A timber gate squeaked open. Horsu Greb lurched into view, red-rimmed eyes staring out over a bulbous nose flawed with warts. Rubbing sleep from his eyes and hitching up his baggy trousers with a length of leather cord, he paced the gangway, bellowing hoarsely.
‘Stir yourselves, you useless lumps! The sun is in the sky! No more lazing!’
He turned aside to urinate against the flank of an unprotesting earthmover. The stalls resounded to a general clanking and thumping; Jasperodus rattled his chains, marvelling anew at the way Horsu bolstered his self-esteem by projecting organic qualities on to the robots – by imagining that they, not he, preferred to sleep into the day.
The unkempt overseer stopped by Jasperodus’ stall and glared at him. ‘I want a good day’s work out of you!’ he roared. ‘No slacking! There’s a lot of carrying to be done!’
Jasperodus remained impassive while Horsu unlocked his chain. He moved into the gangway, receiving as he did so a jocular kick from Horsu’s steel-toed boot.
The constructs trailed out of the stable in a ragged procession. Not all were humanoid: there were quadrupeds built for hauling after the manner of horses or oxen; wheeled robots; and the self-directed earthmover bearing before it a great splayed blade. In front of Jasperodus Kitchen Help trudged along. Horsu had interrupted his litany, which he hurriedly resumed now with a list of resolutions, adjuring himself to break no plates, spill no soup, and tread on no more pot-boys’ toes.
Out in the courtyard the robots milled around aimlessly until Horsu, with much self-important yelling and many superfluous blasts upon a whistle, directed them to various destinations: some to the palace where they carried out domestic duties, some to the animal stable where they served as grooms, and the rest, Jasperodus included, out of the courtyard and along the palace wall to a building site.
The sunlight still barely slanted across the ground as they began work. The earthmover continued digging out the foundations it had started the day before. Jasperodus and two other humanoids unloaded bricks and masonry blocks from some lorries, piling them conveniently for the work to be undertaken. The building gangers had not arrived yet but Horsu, though not himself of that trade, presumed to stand in for them, placing himself on a pile of rubble and looking around him with judicious nods.
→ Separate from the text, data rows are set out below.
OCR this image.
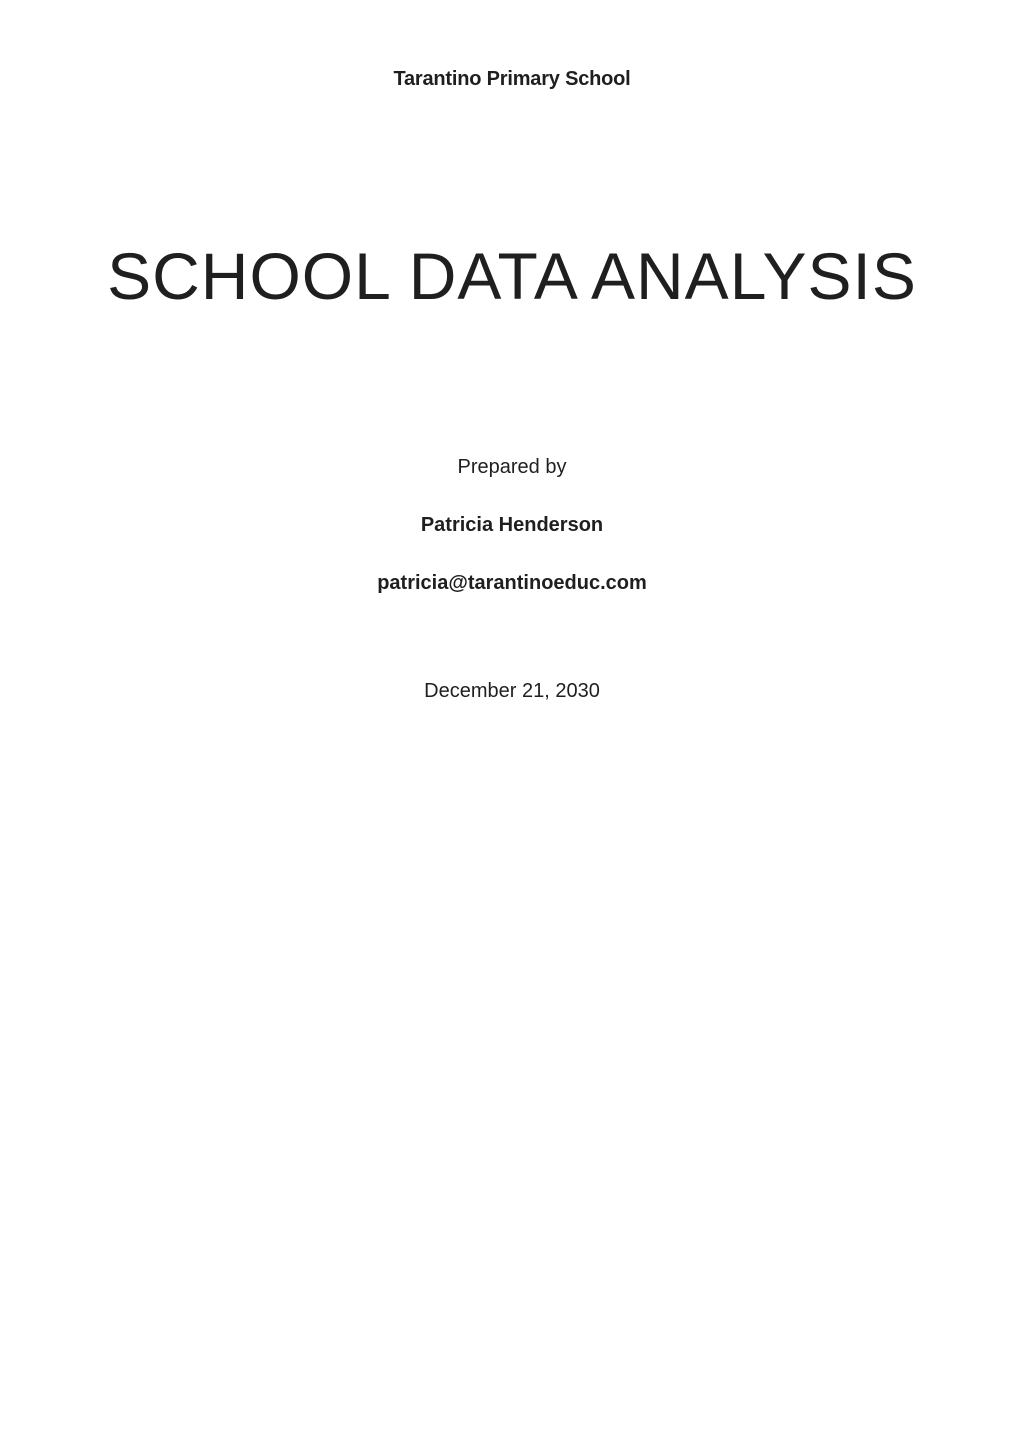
Tarantino Primary School
SCHOOL DATA ANALYSIS
Prepared by
Patricia Henderson
patricia@tarantinoeduc.com
December 21, 2030
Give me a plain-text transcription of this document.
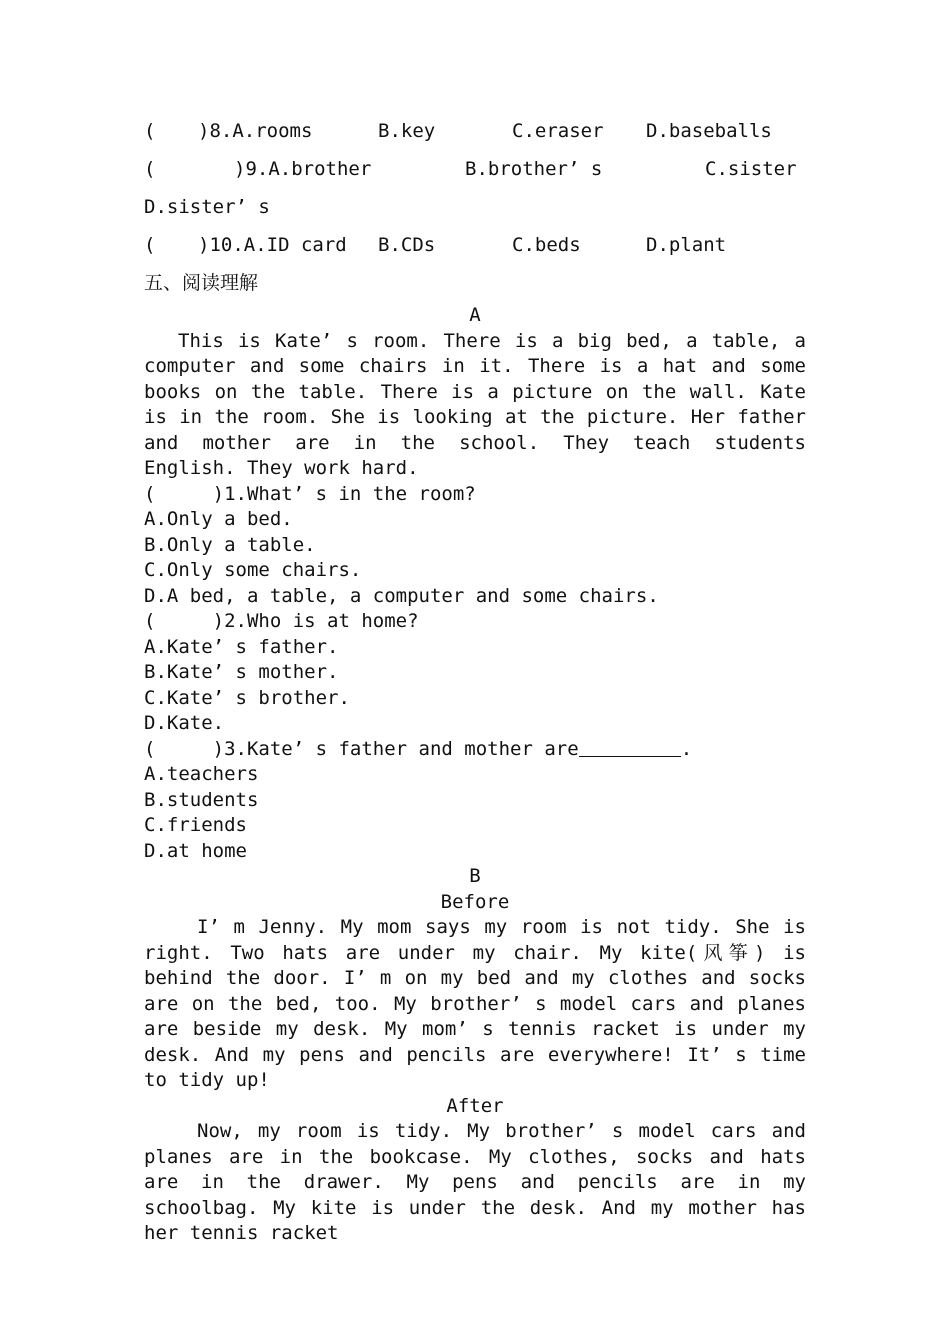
(	)8.A.rooms	B.key	C.eraser	D.baseballs
(	)9.A.brother	B.brother’ s	C.sister
D.sister’ s
(	)10.A.ID card	B.CDs	C.beds	D.plant
五、阅读理解
A

This is Kate’ s room. There is a big bed, a table, a computer and some chairs in it. There is a hat and some books on the table. There is a picture on the wall. Kate is in the room. She is looking at the picture. Her father and mother are in the school. They teach students English. They work hard.

(     )1.What’ s in the room?
A.Only a bed.
B.Only a table.
C.Only some chairs.
D.A bed, a table, a computer and some chairs.
(     )2.Who is at home?
A.Kate’ s father.
B.Kate’ s mother.
C.Kate’ s brother.
D.Kate.
(     )3.Kate’ s father and mother are	.
A.teachers
B.students
C.friends
D.at home
B
Before

I’ m Jenny. My mom says my room is not tidy. She is right. Two hats are under my chair. My kite(风筝) is behind the door. I’ m on my bed and my clothes and socks are on the bed, too. My brother’ s model cars and planes are beside my desk. My mom’ s tennis racket is under my desk. And my pens and pencils are everywhere! It’ s time to tidy up!

After

Now, my room is tidy. My brother’ s model cars and planes are in the bookcase. My clothes, socks and hats are in the drawer. My pens and pencils are in my schoolbag. My kite is under the desk. And my mother has her tennis racket
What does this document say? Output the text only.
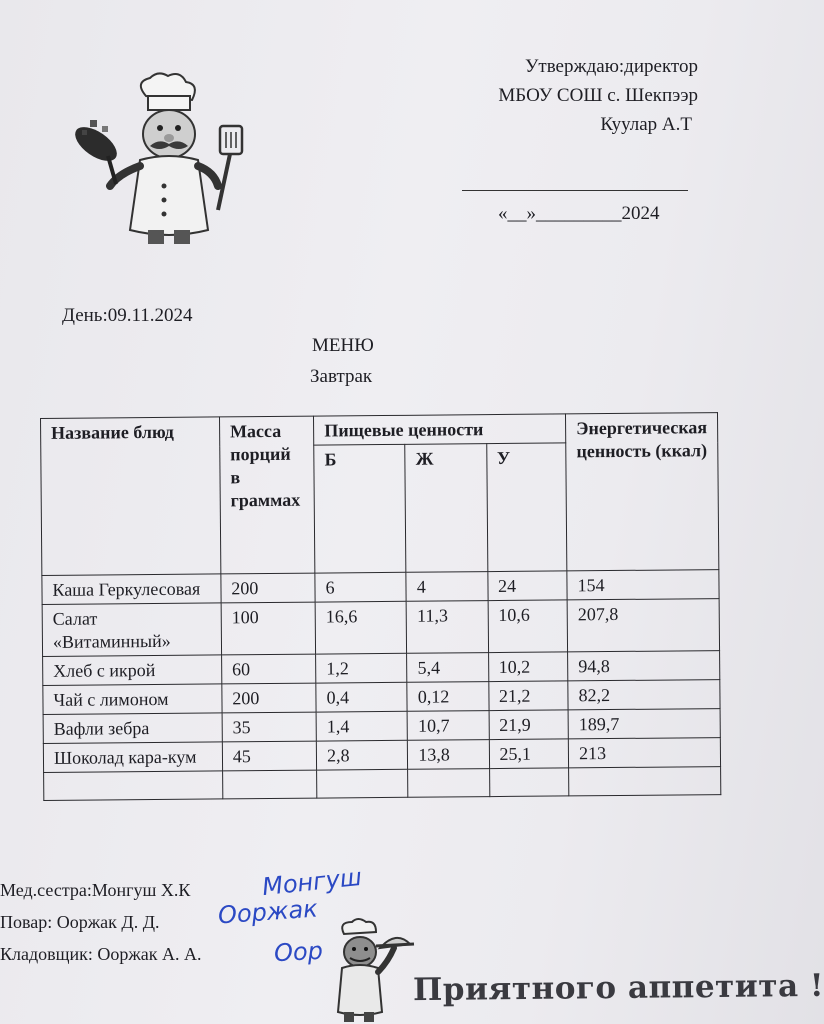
Утверждаю:директор
МБОУ СОШ с. Шекпээр
Куулар А.Т
«__»_________2024
День:09.11.2024
МЕНЮ
Завтрак
Название блюд	Масса порций в граммах	Пищевые ценности			Энергетическая ценность (ккал)
		Б	Ж	У	
Каша Геркулесовая	200	6	4	24	154
Салат «Витаминный»	100	16,6	11,3	10,6	207,8
Хлеб с икрой	60	1,2	5,4	10,2	94,8
Чай с лимоном	200	0,4	0,12	21,2	82,2
Вафли зебра	35	1,4	10,7	21,9	189,7
Шоколад кара-кум	45	2,8	13,8	25,1	213

Мед.сестра:Монгуш Х.К
Повар: Ооржак Д. Д.
Кладовщик: Ооржак А. А.
Монгуш
Ооржак
Оор
Приятного аппетита !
The work was tedious and heavy. Hours passed and the sun rose in the sky; Jasperodus’ body hummed almost audibly as he humped the blocks of stone which were quarried, he believed, from ancient ruins lying somewhere in the region.
Occasionally he paused to take note of anything interesting that might be happening nearby. They were working to build fuel bunkers for a powerhouse that lay beneath the palace, and every now and then a number of large baffle-plates set in the palace wall opened slightly to give forth a wave of heat. As the day progressed the exhalations grew more intense until they finally stopped altogether. Jasperodus, who was familiar with the layout of the powerhouse through having worked there as a stoker, suspected that something was amiss.
He was proved correct, for shortly a stocky, red-faced man emerged from the access tunnel and hurried to Horsu, with whom he engaged in agitated discussion. On seeing Horsu shake his head in a gesture of indignant refusal Jasperodus heightened the sensitivity of his hearing so as to eavesdrop on their conversation.
‘Do you imagine my fine robots are so many lumps of wood to be burned up just like that? Away with you!’ Horsu was saying.
‘But imagine if there is an explosion – right underneath the palace!’ the other implored with anguish. ‘Would you have the King rebuke you for malfeasance?’
Horsu parried the threat. ‘To me is entrusted only the care of the household robots. The powerhouse is not within my province and is in no way my responsibility.’
And the other riposted: ‘Indeed it is, for your robots are even now engaged in building an extension to it.’
However else Horsu might have answered remained unknown, for the Major Domo himself arrived, bearing himself imperiously and trailing behind him Kitchen Help.
The Major Domo curtly overruled Horsu’s objections. ‘This robot here will be no loss,’ he declared. ‘The kitchen staff tell me he is completely useless and more of a nuisance than an asset. So let him expend himself on one last useful act.’
With an aggrieved sigh the stablemaster looked this way and that, scratching his chin. He next looked Kitchen Help up and down and then glanced at Jasperodus; a crafty look came over his face.
‘Very well!’ he agreed. ‘Take Kitchen Help. The crisis evidently demands a sacrifice.’